| Author | Joongi Kim (joongi@lablup.com) |
|---|---|
| Status | Draft |
| Created | 2025-07-09 |
| Created-Version | |
| Target-Version | |
| Implemented-Version |
In Backend.AI, model deployments load the model parameters (checkpoints) and launch configurations from a remote filesystem mounted as "vfolders". This is convenient for organizing and centralizing RBAC of model vfolders, but it may become a source of instability due to high-volume I/O when there are multiple containers loading models at the same time. We also observed many mountpoint loss issues in production by whatever network/filesystem issues.
The model deployments should be VERY STABLE because it would directly affect the customer's sales. In this sense, @inureyes has proposed having a local cache for model vfolders used in model deployments.
-
Explicit file copy: let the Backend.AI agent copy the model vfolder contents upon container startup.
- It incurs an explicit delay on the model service launches. We may need to add some kind of progress tracking before marking the model deployment is "healthy".
-
Caching FUSE: insert a fuse filesystem like catfs or mcachefs to transparently copy the target files into a local directory when reading the file for the first time.
-
Since there are multiple such "caching" fuse implementations, we need to investigate which one would work better for us, in terms of performance and stability.
-
It would be simpler to implement, but requires updates on the APC team's deplyoment processes and installation tools.
-
Currently we have a recommended setting for fsc following the cachefilesd configuration of NVIDIA's DGX OS.

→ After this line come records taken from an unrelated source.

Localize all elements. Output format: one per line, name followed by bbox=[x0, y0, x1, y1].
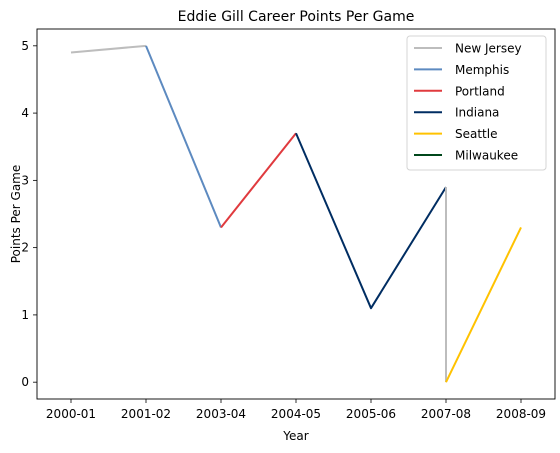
y-tick-label: 3 bbox=[21, 173, 29, 187]
series-line-portland-2 bbox=[220, 132, 297, 229]
legend-label-memphis: Memphis bbox=[455, 63, 509, 77]
x-tick-label: 2001-02 bbox=[121, 407, 171, 421]
x-tick-label: 2003-04 bbox=[196, 407, 246, 421]
chart-title: Eddie Gill Career Points Per Game bbox=[178, 9, 415, 25]
y-tick-label: 1 bbox=[21, 308, 29, 322]
y-axis-ticks: 0 1 2 3 4 5 bbox=[21, 39, 37, 389]
x-tick-label: 2008-09 bbox=[496, 407, 546, 421]
x-axis-label: Year bbox=[282, 429, 308, 443]
y-tick-label: 0 bbox=[21, 375, 29, 389]
legend-label-milwaukee: Milwaukee bbox=[455, 149, 518, 163]
x-tick-label: 2007-08 bbox=[421, 407, 471, 421]
legend-label-new-jersey: New Jersey bbox=[455, 42, 522, 56]
y-tick-label: 4 bbox=[21, 106, 29, 120]
x-tick-label: 2004-05 bbox=[271, 407, 321, 421]
series-line-memphis-1 bbox=[145, 45, 222, 228]
legend-label-indiana: Indiana bbox=[455, 106, 499, 120]
legend: New Jersey Memphis Portland Indiana Seattle M… bbox=[406, 35, 547, 171]
y-tick-label: 2 bbox=[21, 241, 29, 255]
plot-lines bbox=[70, 44, 522, 383]
y-axis-label: Points Per Game bbox=[9, 165, 23, 264]
y-tick-label: 5 bbox=[21, 39, 29, 53]
legend-label-seattle: Seattle bbox=[455, 127, 497, 141]
x-tick-label: 2005-06 bbox=[346, 407, 396, 421]
x-tick-label: 2000-01 bbox=[46, 407, 96, 421]
x-axis-ticks: 2000-01 2001-02 2003-04 2004-05 2005-06 2007-… bbox=[46, 399, 546, 421]
series-line-new-jersey-0 bbox=[70, 44, 147, 54]
legend-label-portland: Portland bbox=[455, 84, 505, 98]
series-line-indiana-3 bbox=[295, 132, 447, 310]
series-line-seattle-5 bbox=[445, 227, 522, 383]
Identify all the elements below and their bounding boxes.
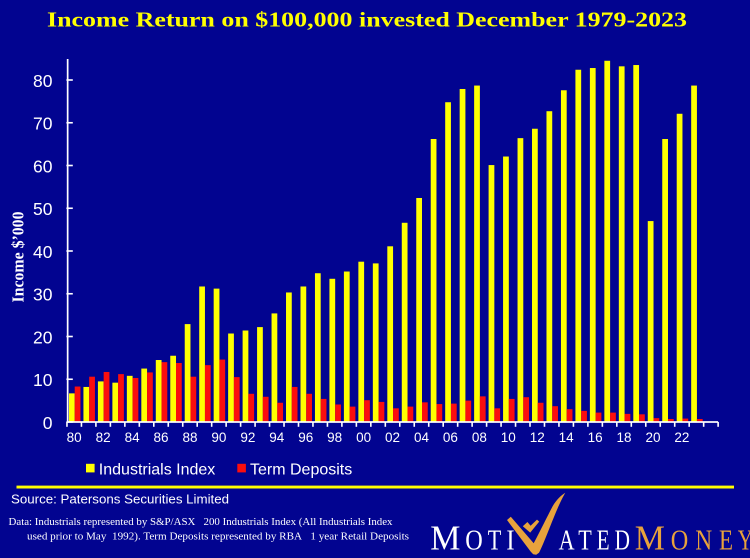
svg-text:98: 98 <box>327 430 342 445</box>
svg-text:88: 88 <box>182 430 197 445</box>
svg-text:0: 0 <box>43 413 53 433</box>
svg-text:used prior to May 1992). Term: used prior to May 1992). Term Deposits r… <box>27 531 409 543</box>
svg-text:96: 96 <box>298 430 313 445</box>
svg-text:O: O <box>465 523 482 555</box>
svg-text:84: 84 <box>125 430 141 445</box>
svg-text:Data: Industrials represented: Data: Industrials represented by S&P/ASX… <box>9 516 393 528</box>
svg-text:16: 16 <box>588 430 603 445</box>
svg-text:12: 12 <box>530 430 545 445</box>
svg-text:20: 20 <box>33 327 53 347</box>
svg-text:T: T <box>488 526 502 556</box>
svg-text:50: 50 <box>33 199 53 219</box>
svg-text:Source: Patersons Securities L: Source: Patersons Securities Limited <box>11 492 229 507</box>
svg-text:82: 82 <box>96 430 111 445</box>
svg-text:A: A <box>559 523 575 556</box>
svg-text:10: 10 <box>33 370 53 390</box>
svg-text:08: 08 <box>472 430 487 445</box>
svg-text:86: 86 <box>154 430 169 445</box>
svg-text:E: E <box>597 526 610 556</box>
svg-text:D: D <box>615 526 630 556</box>
svg-text:Industrials Index: Industrials Index <box>99 462 216 479</box>
svg-text:00: 00 <box>356 430 371 445</box>
svg-text:Income $’000: Income $’000 <box>9 212 28 303</box>
svg-text:30: 30 <box>33 285 53 305</box>
svg-text:06: 06 <box>443 430 458 445</box>
svg-text:M: M <box>635 519 665 558</box>
svg-text:40: 40 <box>33 242 53 262</box>
svg-text:92: 92 <box>240 430 255 445</box>
svg-text:N: N <box>695 524 712 556</box>
svg-text:Term Deposits: Term Deposits <box>250 462 352 479</box>
svg-text:60: 60 <box>33 156 53 176</box>
svg-text:02: 02 <box>385 430 400 445</box>
svg-text:I: I <box>506 525 514 556</box>
svg-text:20: 20 <box>645 430 660 445</box>
svg-text:04: 04 <box>414 430 430 445</box>
svg-text:Income Return on $100,000 inve: Income Return on $100,000 invested Decem… <box>47 8 687 32</box>
svg-text:Y: Y <box>738 526 750 557</box>
svg-text:18: 18 <box>617 430 632 445</box>
svg-text:T: T <box>578 526 592 556</box>
svg-text:94: 94 <box>269 430 285 445</box>
svg-text:70: 70 <box>33 114 53 134</box>
svg-text:90: 90 <box>211 430 226 445</box>
svg-text:22: 22 <box>674 430 689 445</box>
svg-text:M: M <box>430 519 460 558</box>
svg-text:10: 10 <box>501 430 516 445</box>
svg-text:O: O <box>671 523 688 555</box>
svg-text:80: 80 <box>67 430 82 445</box>
svg-text:14: 14 <box>559 430 575 445</box>
svg-text:E: E <box>719 524 733 556</box>
svg-text:80: 80 <box>33 71 53 91</box>
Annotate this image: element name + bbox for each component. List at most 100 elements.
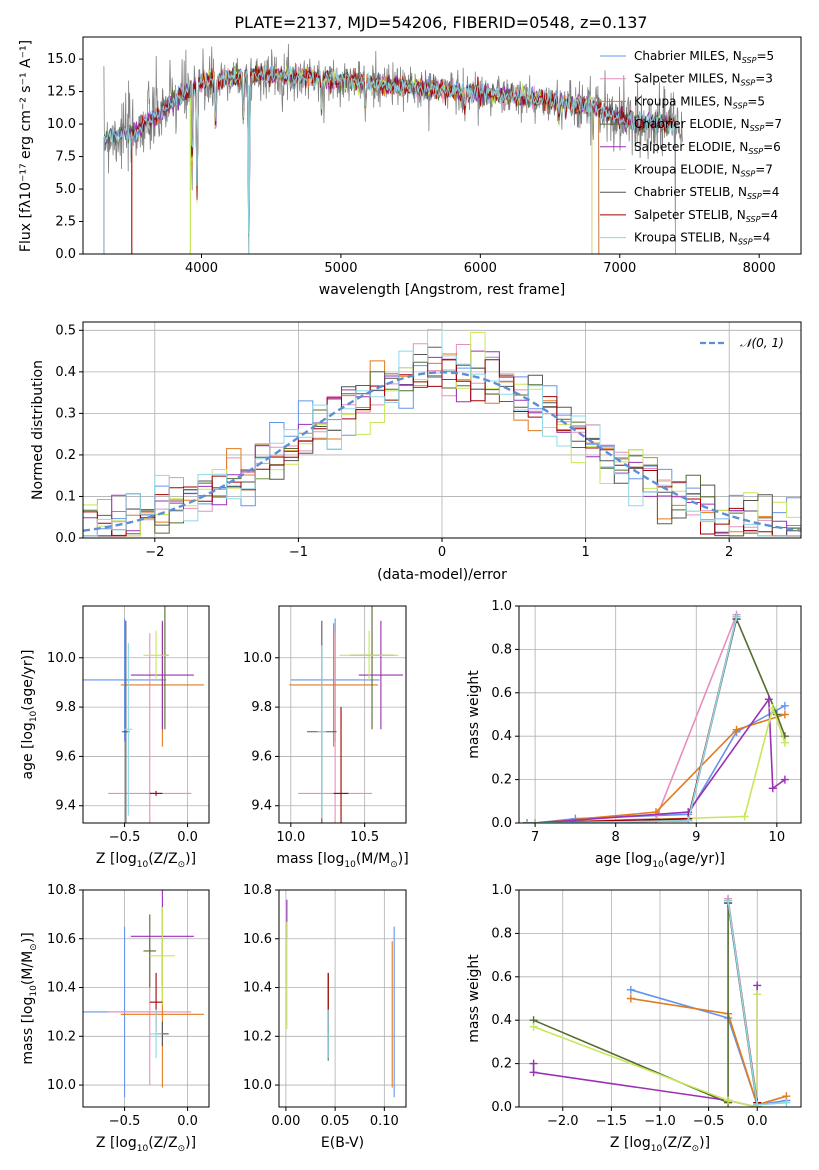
legend-entry: Kroupa STELIB, NSSP=4 xyxy=(634,231,770,247)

Note that cachefilesd is a user-level service that interacts with the kernel-level fsc layer.
Though, it only works for remote filesystems like NFS mounts and cannot be used to provide caching of FUSE-based filesystems like s3fs.
In combination with the object storage support (BA-255 or #665), I'd prefer the FUSE-based approach using catfs.
-
Do we need to pre-load all files by trying to
open()when starting the container or just do on-demand loading? -
Does
catfsensure cleaning up of cached data when unmounting?
catfshas a configuration to keep the free space of the cache volume as percentage. It means thatcatfsmay evict some files when it reaches the space limit. Due to possibility of eviction, it DOES NOT guarantee that all model vfolder mounts are fully cached all the time.
-
By default, the mount caching should only be enabled for the main model vfolder of a model deployment container.
-
We could add a per-user vfolder-access record attribute to control whether to apply local caching (with warnings and descriptions about non-POSIX I/O behaviors).